For the chronically online, the color palette of the fall 2024 trends—first presented on the New York, London, Milan, and Paris runways earlier this year—will look similar to your Instagram feed and TikTok For You Page. The pops of baby pink seen across the four fashion capitals call on the sweetness of the internet’s favorite girlhood aesthetic, and the heathered grays on Loewe and Louis Vuitton’s runways are reminiscent of TikTok’s office siren trend. Even Versace’s café au lait light brown and Chloé’s dark hunter green carried trace whispers of quiet luxury.

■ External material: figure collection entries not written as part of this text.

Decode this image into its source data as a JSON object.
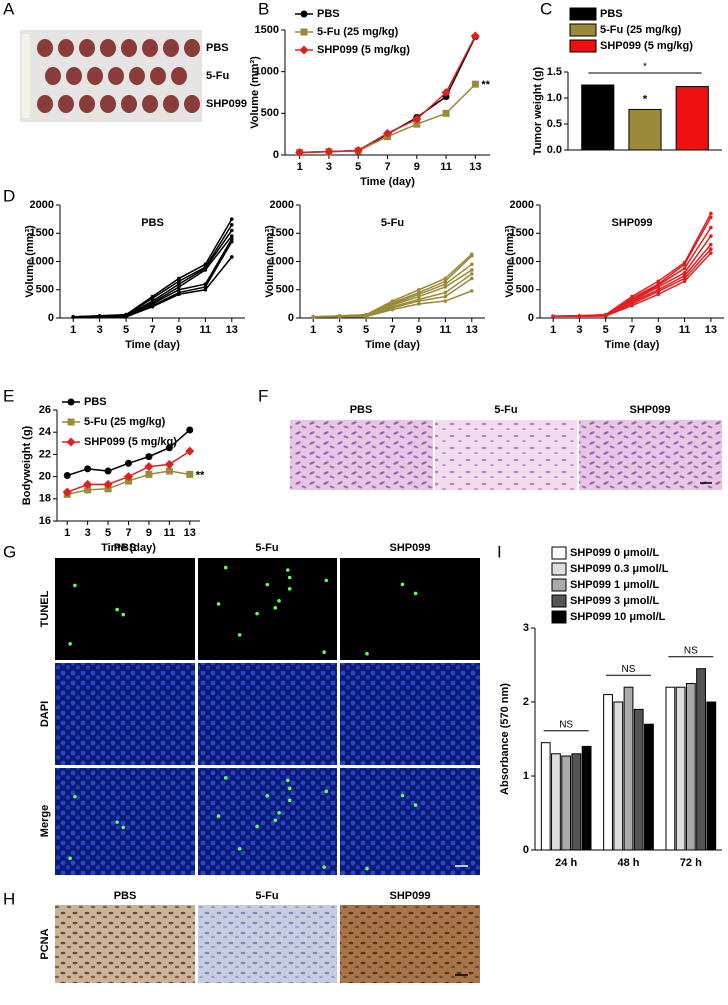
{
  "figure": {
    "panel_letters": [
      "A",
      "B",
      "C",
      "D",
      "E",
      "F",
      "G",
      "H",
      "I"
    ],
    "panel_a": {
      "row_labels": [
        "PBS",
        "5-Fu",
        "SHP099"
      ]
    },
    "panel_f": {
      "column_labels": [
        "PBS",
        "5-Fu",
        "SHP099"
      ]
    },
    "panel_g": {
      "column_labels": [
        "PBS",
        "5-Fu",
        "SHP099"
      ],
      "row_labels": [
        "TUNEL",
        "DAPI",
        "Merge"
      ]
    },
    "panel_h": {
      "column_labels": [
        "PBS",
        "5-Fu",
        "SHP099"
      ],
      "row_labels": [
        "PCNA"
      ]
    }
  },
  "chart_data": [
    {
      "type": "line",
      "xlabel": "Time (day)",
      "ylabel": "Volume (mm³)",
      "x": [
        1,
        3,
        5,
        7,
        9,
        11,
        13
      ],
      "xlim": [
        0,
        14
      ],
      "xticks": [
        1,
        3,
        5,
        7,
        9,
        11,
        13
      ],
      "ylim": [
        0,
        1500
      ],
      "yticks": [
        0,
        500,
        1000,
        1500
      ],
      "series": [
        {
          "name": "PBS",
          "color": "#000000",
          "marker": "circle",
          "values": [
            30,
            40,
            50,
            250,
            450,
            700,
            1420
          ]
        },
        {
          "name": "5-Fu (25 mg/kg)",
          "color": "#9a8a3a",
          "marker": "square",
          "values": [
            30,
            40,
            50,
            220,
            370,
            500,
            850
          ]
        },
        {
          "name": "SHP099 (5 mg/kg)",
          "color": "#e02020",
          "marker": "diamond",
          "values": [
            30,
            40,
            55,
            260,
            430,
            750,
            1430
          ]
        }
      ],
      "annotations": [
        "**"
      ]
    },
    {
      "type": "bar",
      "ylabel": "Tumor weight (g)",
      "categories": [
        null
      ],
      "ylim": [
        0,
        1.5
      ],
      "yticks": [
        {
          "value": 0,
          "label": "0.0"
        },
        {
          "value": 0.5,
          "label": "0.5"
        },
        {
          "value": 1,
          "label": "1.0"
        },
        {
          "value": 1.5,
          "label": "1.5"
        }
      ],
      "series": [
        {
          "name": "PBS",
          "color": "#000000",
          "values": [
            1.25
          ]
        },
        {
          "name": "5-Fu (25 mg/kg)",
          "color": "#9a8a3a",
          "values": [
            0.78
          ]
        },
        {
          "name": "SHP099 (5 mg/kg)",
          "color": "#ee1111",
          "values": [
            1.22
          ]
        }
      ],
      "annotations": [
        "*"
      ]
    },
    {
      "type": "line",
      "title": "PBS",
      "xlabel": "Time (day)",
      "ylabel": "Volume (mm³)",
      "x": [
        1,
        3,
        5,
        7,
        9,
        11,
        13
      ],
      "xlim": [
        0,
        14
      ],
      "xticks": [
        1,
        3,
        5,
        7,
        9,
        11,
        13
      ],
      "ylim": [
        0,
        2000
      ],
      "yticks": [
        0,
        500,
        1000,
        1500,
        2000
      ],
      "series": [
        {
          "color": "#000000",
          "marker": "dot",
          "values": [
            20,
            40,
            60,
            380,
            700,
            950,
            1750
          ]
        },
        {
          "color": "#000000",
          "marker": "dot",
          "values": [
            20,
            35,
            50,
            350,
            650,
            900,
            1650
          ]
        },
        {
          "color": "#000000",
          "marker": "dot",
          "values": [
            20,
            30,
            40,
            300,
            600,
            880,
            1550
          ]
        },
        {
          "color": "#000000",
          "marker": "dot",
          "values": [
            20,
            30,
            40,
            270,
            550,
            850,
            1450
          ]
        },
        {
          "color": "#000000",
          "marker": "dot",
          "values": [
            20,
            25,
            30,
            250,
            500,
            600,
            1400
          ]
        },
        {
          "color": "#000000",
          "marker": "dot",
          "values": [
            20,
            25,
            30,
            220,
            450,
            550,
            1350
          ]
        },
        {
          "color": "#000000",
          "marker": "dot",
          "values": [
            20,
            20,
            20,
            200,
            420,
            500,
            1080
          ]
        }
      ]
    },
    {
      "type": "line",
      "title": "5-Fu",
      "xlabel": "Time (day)",
      "ylabel": "Volume (mm³)",
      "x": [
        1,
        3,
        5,
        7,
        9,
        11,
        13
      ],
      "xlim": [
        0,
        14
      ],
      "xticks": [
        1,
        3,
        5,
        7,
        9,
        11,
        13
      ],
      "ylim": [
        0,
        2000
      ],
      "yticks": [
        0,
        500,
        1000,
        1500,
        2000
      ],
      "series": [
        {
          "color": "#9a8a3a",
          "marker": "dot",
          "values": [
            20,
            40,
            60,
            300,
            500,
            700,
            1130
          ]
        },
        {
          "color": "#9a8a3a",
          "marker": "dot",
          "values": [
            20,
            35,
            50,
            270,
            450,
            650,
            1100
          ]
        },
        {
          "color": "#9a8a3a",
          "marker": "dot",
          "values": [
            20,
            30,
            45,
            250,
            420,
            600,
            950
          ]
        },
        {
          "color": "#9a8a3a",
          "marker": "dot",
          "values": [
            20,
            30,
            40,
            230,
            380,
            550,
            850
          ]
        },
        {
          "color": "#9a8a3a",
          "marker": "dot",
          "values": [
            20,
            25,
            35,
            200,
            330,
            450,
            780
          ]
        },
        {
          "color": "#9a8a3a",
          "marker": "dot",
          "values": [
            20,
            25,
            30,
            180,
            300,
            380,
            700
          ]
        },
        {
          "color": "#9a8a3a",
          "marker": "dot",
          "values": [
            20,
            20,
            25,
            150,
            250,
            300,
            480
          ]
        }
      ]
    },
    {
      "type": "line",
      "title": "SHP099",
      "xlabel": "Time (day)",
      "ylabel": "Volume (mm³)",
      "x": [
        1,
        3,
        5,
        7,
        9,
        11,
        13
      ],
      "xlim": [
        0,
        14
      ],
      "xticks": [
        1,
        3,
        5,
        7,
        9,
        11,
        13
      ],
      "ylim": [
        0,
        2000
      ],
      "yticks": [
        0,
        500,
        1000,
        1500,
        2000
      ],
      "series": [
        {
          "color": "#e02020",
          "marker": "dot",
          "values": [
            30,
            40,
            60,
            380,
            650,
            980,
            1850
          ]
        },
        {
          "color": "#e02020",
          "marker": "dot",
          "values": [
            30,
            40,
            55,
            350,
            600,
            950,
            1780
          ]
        },
        {
          "color": "#e02020",
          "marker": "dot",
          "values": [
            30,
            35,
            50,
            320,
            580,
            880,
            1600
          ]
        },
        {
          "color": "#e02020",
          "marker": "dot",
          "values": [
            30,
            35,
            45,
            300,
            550,
            800,
            1450
          ]
        },
        {
          "color": "#e02020",
          "marker": "dot",
          "values": [
            30,
            30,
            40,
            280,
            500,
            750,
            1300
          ]
        },
        {
          "color": "#e02020",
          "marker": "dot",
          "values": [
            30,
            30,
            40,
            250,
            470,
            700,
            1220
          ]
        },
        {
          "color": "#e02020",
          "marker": "dot",
          "values": [
            30,
            30,
            35,
            220,
            420,
            650,
            1150
          ]
        }
      ]
    },
    {
      "type": "line",
      "xlabel": "Time (day)",
      "ylabel": "Bodyweight (g)",
      "x": [
        1,
        3,
        5,
        7,
        9,
        11,
        13
      ],
      "xlim": [
        0,
        14
      ],
      "xticks": [
        1,
        3,
        5,
        7,
        9,
        11,
        13
      ],
      "ylim": [
        16,
        26
      ],
      "yticks": [
        16,
        18,
        20,
        22,
        24,
        26
      ],
      "series": [
        {
          "name": "PBS",
          "color": "#000000",
          "marker": "circle",
          "values": [
            20.1,
            20.7,
            20.5,
            21.2,
            21.8,
            22.6,
            24.2
          ]
        },
        {
          "name": "5-Fu (25 mg/kg)",
          "color": "#9a8a3a",
          "marker": "square",
          "values": [
            18.4,
            18.8,
            18.9,
            19.6,
            20.2,
            20.5,
            20.2
          ]
        },
        {
          "name": "SHP099 (5 mg/kg)",
          "color": "#e02020",
          "marker": "diamond",
          "values": [
            18.6,
            19.3,
            19.3,
            20.0,
            20.9,
            21.1,
            22.3
          ]
        }
      ],
      "annotations": [
        "**"
      ]
    },
    {
      "type": "bar",
      "ylabel": "Absorbance (570 nm)",
      "categories": [
        "24 h",
        "48 h",
        "72 h"
      ],
      "ylim": [
        0,
        3
      ],
      "yticks": [
        0,
        1,
        2,
        3
      ],
      "series": [
        {
          "name": "SHP099   0 μmol/L",
          "color": "#ffffff",
          "values": [
            1.45,
            2.1,
            2.2
          ]
        },
        {
          "name": "SHP099 0.3 μmol/L",
          "color": "#dddddd",
          "values": [
            1.3,
            2.0,
            2.2
          ]
        },
        {
          "name": "SHP099   1 μmol/L",
          "color": "#aaaaaa",
          "values": [
            1.27,
            2.2,
            2.25
          ]
        },
        {
          "name": "SHP099   3 μmol/L",
          "color": "#555555",
          "values": [
            1.3,
            1.9,
            2.45
          ]
        },
        {
          "name": "SHP099  10 μmol/L",
          "color": "#000000",
          "values": [
            1.4,
            1.7,
            2.0
          ]
        }
      ],
      "annotations": [
        "NS",
        "NS",
        "NS"
      ]
    }
  ]
}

But cores and TikTok-endorsed aesthetics aside, the fall 2024 color trends possess just as much IRL appeal as they do online. From classic autumnal neutrals to unexpected pastels, the signature shades for the upcoming season are compelling enough to shop and wear now—even in August. As for which of fall’s top shades will make its mark on the current zeitgeist, only time will tell.
50 Shades of Green
The Fall 2024 season showcased the whole gamut of green. Gucci’s slime-green peacoat and McQueen by Seán McGirr’s lime mini dress were sufficiently Charli XCX-coded. Ferragamo and Chloé leaned more unsaturated and integrated olive thigh-high boots and cozy coats in tartan army green throughout their collections.
Ballet Slipper
Prepare your pirouettes: soft pink in the color of ballet slippers and a fresh tutu, which was a shared color code across the fashion circuit. Blush bows filled Miu Miu and Coach’s runways, and a cocooning coat in bright bubble gum pink turned heads during Dries Van Noten’s runway show. You can also expect the rosy shade to soon pop up at future red carpet events: Alaïa, JW Anderson, Jil Sander, and Simone Rocha all featured baby pink evening gowns that the celebrity set is surely already competing over.
Clear Skies
According to the fashion forecast, fall 2024 will bring cloud-free and clear sky vibes. Bright blue was a clear favorite of Sabato de Sarno, whose Gucci Fall 2024 collection was filled with quilted jackets, midi dresses, and platform loafers in the color. Bottega Veneta, Chloé, and Prada were also on the sky-blue wavelength, relying on the serotonin-boosting shade as a playful pop throughout their shows.
Corporate Gray
The fashion community has long considered gray an underdog neutral, trailing black and white closely behind. But in the coming season, the in-between shade takes center stage and proves its statement-making power with a one-two punch of style. Conversation-starting coats were a hero: Miu Miu’s slate peacoat covered in brooches and Loewe’s steel-colored outerwear with an animal print collar were standouts. Marni, meanwhile, featured the color in its modern skirt suits made of micro-minis and felted blazers.
Mulled Wine
Fashion’s long-standing interest in red as a color trend has been impossible to ignore. But fall 2024 ushers in a deeper, darker iteration of the punchy cherry color that has populated runways and red carpets in recent seasons. Saint Laurent and Ferragamo used oxblood to set the mood, sending out see-through tops and sheer skirts with sultry appeal. Khaite, meanwhile, deviated from its typically color-free palette with diaphanous tops draped in merlot-colored organza and burgundy leather jackets.
Toasted Sesame
Classic camel took on a more forceful and dynamic appearance on the Fall 2024 runways. The light tan was furry at Alexander McQueen in a sculptural top, flirty at Versace in mini dresses, and fall-appropriate at Altuzarra in a series of phenomenal trench coats and dusters.